Beendigung der Mitgliedschaft

 

  1. Die Mitgliedschaft endet mit dem Tod des Mitgliedes oder durch Austritt. Der Austritt aus dem Verein ist zum Jahresende mit dreimonatiger Kündigungsfrist möglich.Kündigungen bedürfen der Schriftform und sind an den Vorstand zu richten. Als fristgerechte Kündigung gelten entweder das Datum des Poststempels oder, bei persönlicher Übergabe, das Übergabedatum an ein Mitglied des Vorstandes.
  2. Die Mitgliedschaft endet durch Streichung. Die Streichung ist vom Vorstand vollziehbar, wenn das Mitglied mit der Zahlung eines Jahresbeitrages ganz oder teilweise trotz vorangegangener zweimaliger Mahnung unter Androhung der Streichung länger als drei Monate im Rückstand ist. Die Streichung wird zum Jahresende ohne Verzicht auf die ausstehenden Beiträge wirksam. Die Rechte des Mitgliedes ruhen mit Bekanntgabe der Streichung durch Einschreibebrief an den Betroffenen.
  3. Entfällt.
  4. Ein Ausschluss soll nur erfolgen bei:

– grobem satzungswidrigem Verhalten

– schwerwiegenden Verletzungen der Vereinsinteressen

– grobe Verstöße gegen die Bestimmungen des Tierschutzes

Das betroffene Vereinsmitglied wird schriftlich über den Ausschluss benachrichtigt.

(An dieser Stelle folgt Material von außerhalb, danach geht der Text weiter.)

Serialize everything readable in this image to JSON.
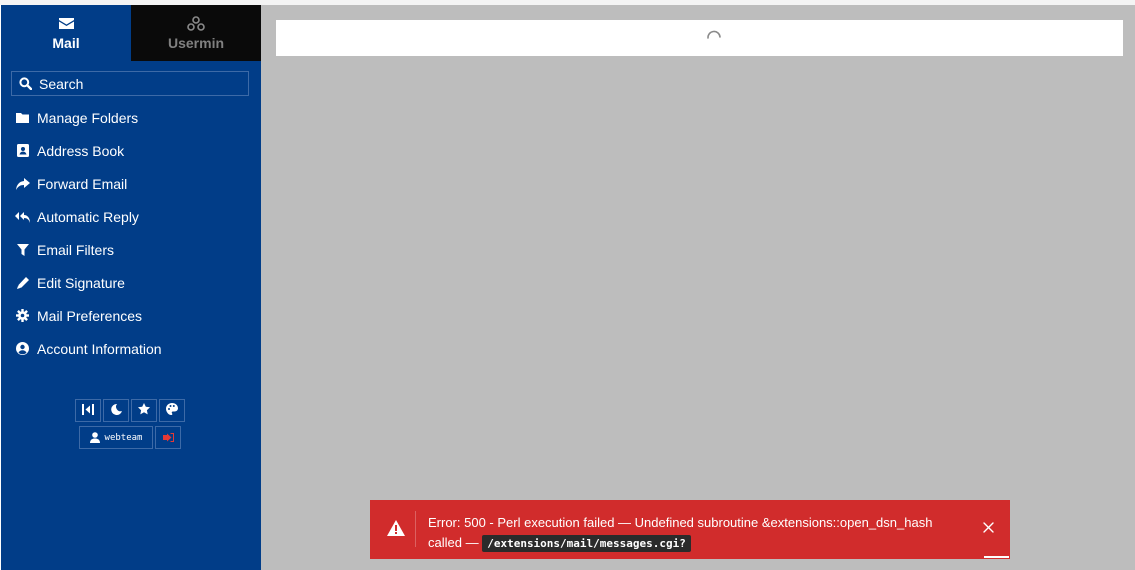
{
  "tabs": [
    {
      "label": "Mail",
      "icon": "envelope-icon",
      "active": true
    },
    {
      "label": "Usermin",
      "icon": "usermin-logo-icon",
      "active": false
    }
  ],
  "search": {
    "label": "Search",
    "icon": "search-icon"
  },
  "menu": [
    {
      "label": "Manage Folders",
      "icon": "folder-icon"
    },
    {
      "label": "Address Book",
      "icon": "address-book-icon"
    },
    {
      "label": "Forward Email",
      "icon": "share-icon"
    },
    {
      "label": "Automatic Reply",
      "icon": "reply-all-icon"
    },
    {
      "label": "Email Filters",
      "icon": "filter-icon"
    },
    {
      "label": "Edit Signature",
      "icon": "pencil-icon"
    },
    {
      "label": "Mail Preferences",
      "icon": "gear-icon"
    },
    {
      "label": "Account Information",
      "icon": "user-circle-icon"
    }
  ],
  "tools": [
    "collapse-sidebar-icon",
    "moon-icon",
    "star-icon",
    "palette-icon"
  ],
  "user": {
    "name": "webteam",
    "icon": "user-icon",
    "logout_icon": "logout-icon"
  },
  "toast": {
    "message": "Error:  500 - Perl execution failed — Undefined subroutine &extensions::open_dsn_hash called —",
    "code": "/extensions/mail/messages.cgi?",
    "icon": "warning-icon",
    "close_icon": "close-icon"
  },
  "colors": {
    "sidebar": "#013d88",
    "inactive_tab": "#0a0a0a",
    "main_bg": "#bdbdbd",
    "error": "#d12c2c",
    "logout_accent": "#e53935"
  }
}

5. Mit Beendigung der Mitgliedschaft bestehen keinerlei Ansprüche des Mitgliedes an das Vereinsvermögen. Ausweise sind zurückzugeben. Funktionsträger haben Vereinsunterlagen, die sich in ihrem Besitz befinden, unverzüglich herauszugeben.

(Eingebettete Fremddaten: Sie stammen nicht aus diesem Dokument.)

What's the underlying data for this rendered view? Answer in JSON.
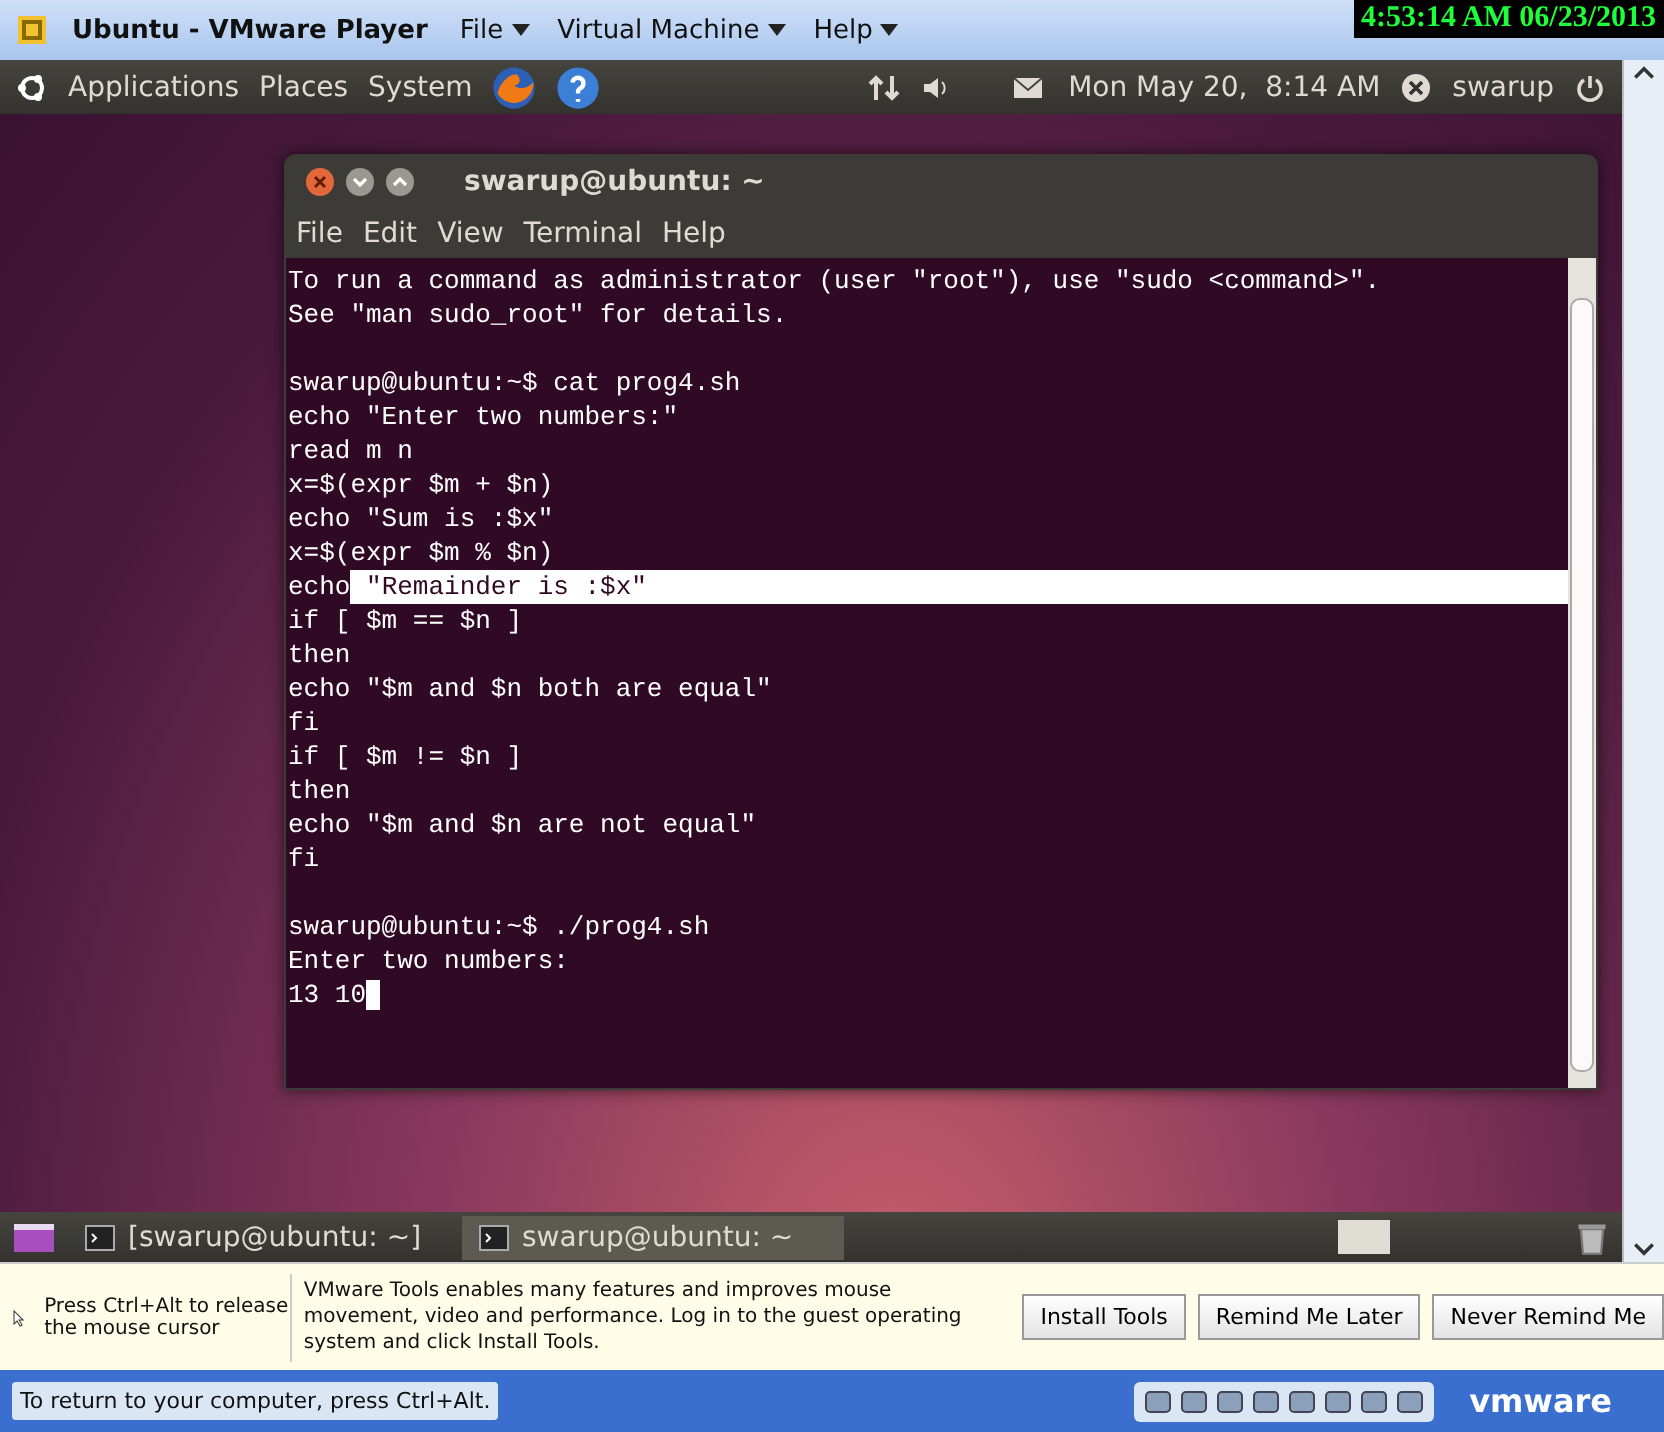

6. Wenn ein Mitglied schuldhaft in grober Weise die Interessen des Vereins verletzt, kann es durch Beschluss des Vorstandes aus dem Verein ausgeschlossen werden. Vor Beschlussfassung des Vorstandes muss dem Mitglied rechtlich Gehör gewährt werden. Der Beschluss des Vorstandes ist dem Mitglied schriftlich begründet mitzuteilen. Gegen den Beschluss kann das Mitglied Berufung an die Mitgliederversammlung binnen einem Monat nach Zugang des Beschlusses beim Vorstand einlegen. Über den Ausschluss entscheidet die nächste Mitgliederversammlung. Bis dahin ruhen sämtliche Rechte und Ehrenämter des vom Vorstand ausgeschlossenen Mitgliedes.

 

§ 8

Organe des Vereins

Der Vorstand / Die Mitgliederversammlung

 

1. Das oberste Organ des Vereins ist die Mitgliederversammlung. Jede ordentlich einberufene Mitgliederversammlung ist beschlussfähig. Beschlüsse der Mitgliederversammlung sind auch für den Vorstand und den Gesamtvorstand bindend, soweit sie den gesetzlichen Bestimmungen entsprechen.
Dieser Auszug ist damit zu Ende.